Les amoureux et amoureuses de mélodies country seront ravi·es puisque de nombreuses pièces viennent enrichir le récit. Aux succès bien connus interprétés par Dolly Parton et Billy Ray Cyrus, se greffe une émouvante ballade composée par Michael Nimbley et Anna Atkinson, interprète d’une des serveuses et aussi violoniste classique de métier. Le genre musical se prête à la perfection à l’intrigue qui nous est racontée, ses thèmes de prédilection, tels la solitude, les chagrins d’amour et la vie des « gens ordinaires », étant abordés ici avec simplicité et authenticité.
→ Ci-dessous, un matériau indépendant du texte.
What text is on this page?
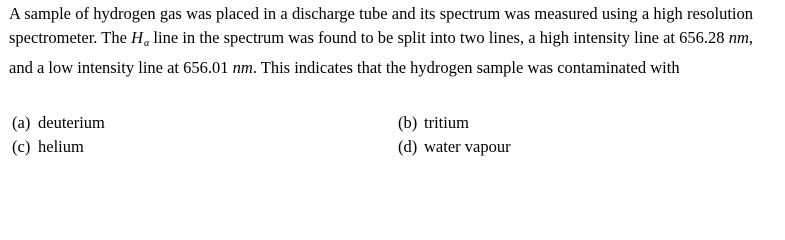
A sample of hydrogen gas was placed in a discharge tube and its spectrum was measured using a high resolution spectrometer. The $H_\alpha$ line in the spectrum was found to be split into two lines, a high intensity line at 656.28 nm, and a low intensity line at 656.01 nm. This indicates that the hydrogen sample was contaminated with
(a) deuterium	(b) tritium
(c) helium	(d) water vapour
Les Waitress sont tristes est un spectacle modeste, accessible au plus grand nombre, qui n’est pas sans maladresses. Mais il a la qualité de faire entendre haut et fort la parole de personnes qu’on n’entend que trop peu dans notre société. L’œuvre permet de confronter ses propres biais et constitue une formidable invitation à prendre le temps de savourer le moment, d’apprendre à vivre au rythme de gens différents de soi. Ici, l’acte de spectature dépasse les limites du geste artistique et devient une expérience humaine.
Les Waitress sont tristes
Idéation, écriture et mise en scène : Michael Nimbley. Mise en scène et soutien à la création : Catherine Bourgeois. Interprétation et écriture de plateau : Anna Atkinson, Maryline Chery, Guillermina Kerwin, Michael Nimbley, Natacha Thompson et Anne Tremblay. Collaboration au texte : Pénélope Bourque. Conception des costumes et scénographie : Amy Keith. Conception sonore : Andréa Marsolais-Roy. Conception des éclairages : Audrey-Anne Bouchard et Flavie Lemée. Direction musicale : Anna Atkinson. Traduction et interprétation en LSQ : Natacha Thompson. Assistance aux costumes : Louise Pimprenelle Nicolas. Répétitrice et régie de plateau : Aude Lachapelle. Audiodescription : Claudette Lemay et Connec-T. Consultation en LSQ : Marie-Pierre Petit et Jennifer Manning. Collaboration à la création : Stephanie Boghen, Tamara Brown et Angie Cheng. Une production de Joe Jack et John, présentée à Espace Libre, jusqu’au 1er octobre 2022.